Colonel Tom Gaitskill sprang to his feet, seized Dr. Sentelle’s walking stick by the little end, and flourished it at Hopey.
“Hopey!” he whooped to be heard above the noise, “you take that—infernal—female—wench out of this house. Do it now! I’ll——”
Diada turned around and looked at Colonel Gaitskill. She beheld an immense club flourished threateningly above her head. On the day before, she had seen old Isaiah at the hog-camp waving an ax at her with the same menacing gesture.
With a loud whoop, Diada sprang across the drawing-room, dived headfirst through a large plateglass window, ran across the yard, and departed from Colonel Tom Gaitskill’s hospitable home forever.
V
HITCH ENLISTS THE PARSON’S AID
On the following morning, Mrs. Tom Gaitskill had a real cause for worry: Diada could not be found and was last seen going toward the Little Moccasin Swamp.

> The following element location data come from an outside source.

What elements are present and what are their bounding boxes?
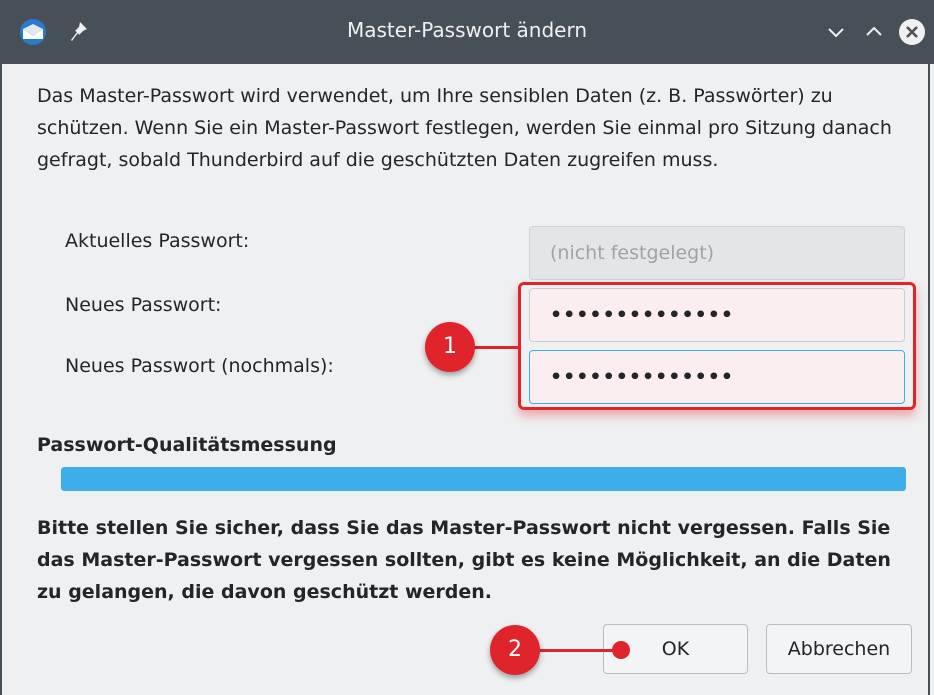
- warning-text: Bitte stellen Sie sicher, dass Sie das M…: [37, 517, 891, 603]
- cancel-button[interactable]: Abbrechen: [766, 624, 912, 674]
- quality-meter: [61, 467, 906, 491]
- close-icon[interactable]: [898, 18, 926, 46]
- quality-heading: Passwort-Qualitätsmessung: [37, 434, 337, 456]
- callout-badge-2: 2: [490, 625, 540, 675]
- callout-connector-2: [538, 649, 620, 652]
- callout-connector-1: [470, 346, 520, 349]
- current-password-label: Aktuelles Passwort:: [65, 230, 250, 252]
- quality-meter-fill: [61, 467, 906, 491]
- new-password-label: Neues Passwort:: [65, 294, 222, 316]
- callout-badge-1: 1: [425, 322, 475, 372]
- window-title: Master-Passwort ändern: [347, 18, 587, 42]
- title-bar[interactable]: Master-Passwort ändern: [0, 0, 934, 64]
- minimize-icon[interactable]: [822, 18, 850, 46]
- description-text: Das Master-Passwort wird verwendet, um I…: [37, 85, 892, 171]
- current-password-field: (nicht festgelegt): [529, 226, 905, 280]
- callout-pointer-dot: [612, 641, 630, 659]
- maximize-icon[interactable]: [860, 18, 888, 46]
- callout-highlight-box: [518, 282, 916, 410]
- confirm-password-label: Neues Passwort (nochmals):: [65, 355, 334, 377]
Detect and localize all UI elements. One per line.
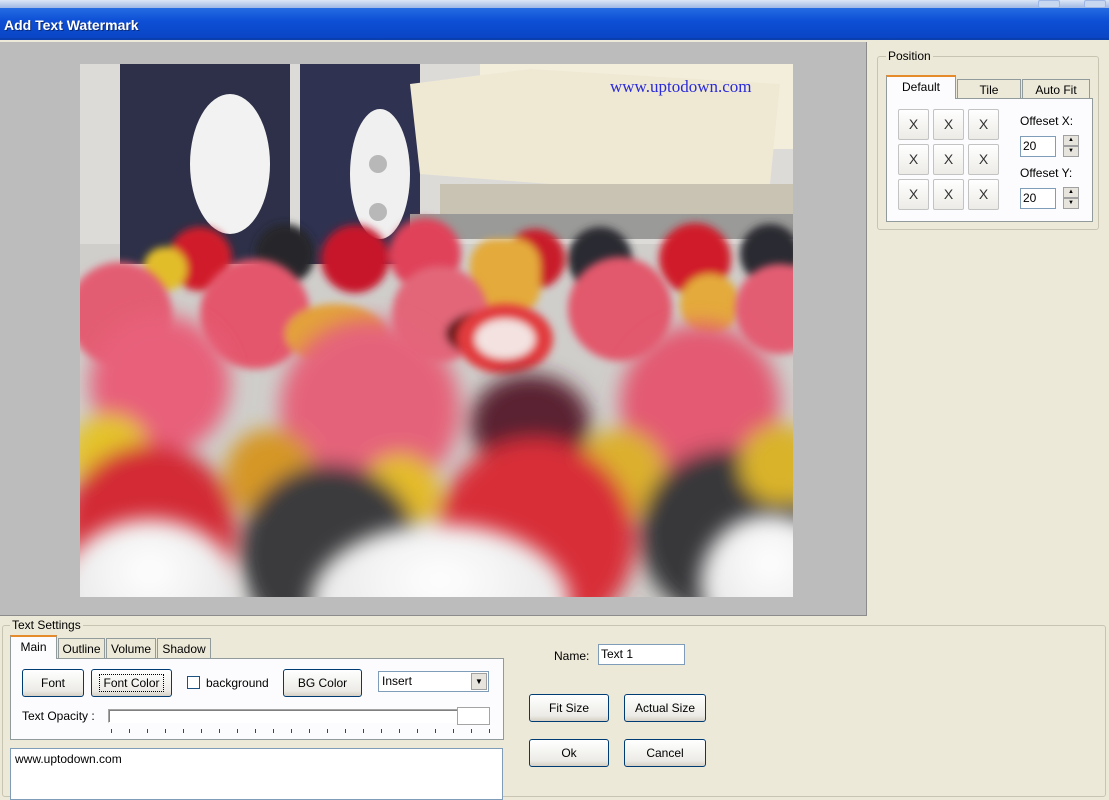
offset-x-up-button[interactable]: ▲ bbox=[1063, 135, 1079, 146]
minimize-button[interactable] bbox=[1038, 0, 1060, 8]
slider-tick bbox=[309, 729, 310, 733]
background-checkbox[interactable] bbox=[187, 676, 200, 689]
arrow-up-icon: ▲ bbox=[1068, 137, 1074, 143]
window-title: Add Text Watermark bbox=[4, 17, 139, 33]
ok-button[interactable]: Ok bbox=[529, 739, 609, 767]
slider-tick bbox=[111, 729, 112, 733]
offset-y-down-button[interactable]: ▼ bbox=[1063, 198, 1079, 209]
slider-tick bbox=[129, 729, 130, 733]
tab-shadow[interactable]: Shadow bbox=[157, 638, 211, 660]
text-settings-group-label: Text Settings bbox=[10, 618, 83, 632]
chevron-down-icon[interactable]: ▼ bbox=[471, 673, 487, 690]
tab-outline[interactable]: Outline bbox=[58, 638, 105, 660]
slider-tick bbox=[201, 729, 202, 733]
tab-volume[interactable]: Volume bbox=[106, 638, 156, 660]
opacity-slider-track[interactable] bbox=[108, 709, 490, 723]
slider-tick bbox=[147, 729, 148, 733]
fit-size-button[interactable]: Fit Size bbox=[529, 694, 609, 722]
arrow-down-icon: ▼ bbox=[1068, 148, 1074, 154]
cancel-button[interactable]: Cancel bbox=[624, 739, 706, 767]
position-bottom-right-button[interactable]: X bbox=[968, 179, 999, 210]
position-top-right-button[interactable]: X bbox=[968, 109, 999, 140]
offset-y-input[interactable]: 20 bbox=[1020, 188, 1056, 209]
close-button[interactable] bbox=[1084, 0, 1106, 8]
slider-tick bbox=[417, 729, 418, 733]
font-color-button-label: Font Color bbox=[99, 674, 164, 692]
background-checkbox-label[interactable]: background bbox=[206, 676, 269, 690]
slider-tick bbox=[435, 729, 436, 733]
watermark-text-overlay[interactable]: www.uptodown.com bbox=[610, 77, 752, 97]
slider-tick bbox=[183, 729, 184, 733]
position-middle-right-button[interactable]: X bbox=[968, 144, 999, 175]
candy-photo-image bbox=[80, 64, 793, 597]
position-top-left-button[interactable]: X bbox=[898, 109, 929, 140]
slider-tick bbox=[165, 729, 166, 733]
slider-tick bbox=[471, 729, 472, 733]
offset-y-up-button[interactable]: ▲ bbox=[1063, 187, 1079, 198]
slider-tick bbox=[219, 729, 220, 733]
arrow-down-icon: ▼ bbox=[1068, 200, 1074, 206]
position-middle-left-button[interactable]: X bbox=[898, 144, 929, 175]
offset-x-label: Offeset X: bbox=[1020, 114, 1074, 128]
slider-tick bbox=[327, 729, 328, 733]
preview-pane bbox=[0, 42, 867, 616]
position-group-label: Position bbox=[886, 49, 933, 63]
actual-size-button[interactable]: Actual Size bbox=[624, 694, 706, 722]
slider-tick bbox=[255, 729, 256, 733]
position-top-center-button[interactable]: X bbox=[933, 109, 964, 140]
slider-tick bbox=[453, 729, 454, 733]
opacity-slider-thumb[interactable] bbox=[457, 707, 490, 725]
font-color-button[interactable]: Font Color bbox=[91, 669, 172, 697]
position-center-button[interactable]: X bbox=[933, 144, 964, 175]
slider-tick bbox=[345, 729, 346, 733]
watermark-text-input[interactable]: www.uptodown.com bbox=[10, 748, 503, 800]
mode-select-value: Insert bbox=[382, 674, 413, 688]
slider-tick bbox=[273, 729, 274, 733]
slider-tick bbox=[237, 729, 238, 733]
window-top-edge bbox=[0, 0, 1109, 8]
name-input[interactable]: Text 1 bbox=[598, 644, 685, 665]
slider-tick bbox=[381, 729, 382, 733]
arrow-up-icon: ▲ bbox=[1068, 189, 1074, 195]
tab-default[interactable]: Default bbox=[886, 75, 956, 99]
offset-y-label: Offeset Y: bbox=[1020, 166, 1073, 180]
font-button[interactable]: Font bbox=[22, 669, 84, 697]
tab-main[interactable]: Main bbox=[10, 635, 57, 659]
slider-tick bbox=[291, 729, 292, 733]
title-bar[interactable]: Add Text Watermark bbox=[0, 0, 1109, 40]
slider-tick bbox=[489, 729, 490, 733]
offset-x-down-button[interactable]: ▼ bbox=[1063, 146, 1079, 157]
text-opacity-label: Text Opacity : bbox=[22, 709, 95, 723]
bg-color-button[interactable]: BG Color bbox=[283, 669, 362, 697]
preview-photo bbox=[80, 64, 793, 597]
offset-x-input[interactable]: 20 bbox=[1020, 136, 1056, 157]
slider-tick bbox=[363, 729, 364, 733]
slider-tick bbox=[399, 729, 400, 733]
mode-select[interactable]: Insert ▼ bbox=[378, 671, 489, 692]
name-label: Name: bbox=[554, 649, 590, 663]
position-bottom-center-button[interactable]: X bbox=[933, 179, 964, 210]
position-bottom-left-button[interactable]: X bbox=[898, 179, 929, 210]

This swamp was twelve miles long and eight wide, traversed by winding streams of slow-moving, oily, yellow water, abounding with quagmires, full of poisonous vines and deadly serpents, the feeding range of wild hogs as vicious as wolves. It was a man-trap, a dreadful place to all except the most experienced woodsmen. Many a hunter had led his squirrel-dog into that swamp, and only the dog found his way back home. The man’s friends found him a few days later by watching the spiral flight of the buzzards concentrating at one spot in the jungle.
“Tom,” Mrs. Gaitskill exclaimed in anxious tones, “you must send Hitch Diamond after Diada at once!”
“Let her go!” Gaitskill replied indifferently. “I’m surfeited with her society. Maybe she’ll come back after a while.”
“You know she will not, Tom,” Mrs. Gaitskill protested with glistening eyes. “If she is not captured before she gets too deep in that swamp, she is gone forever.”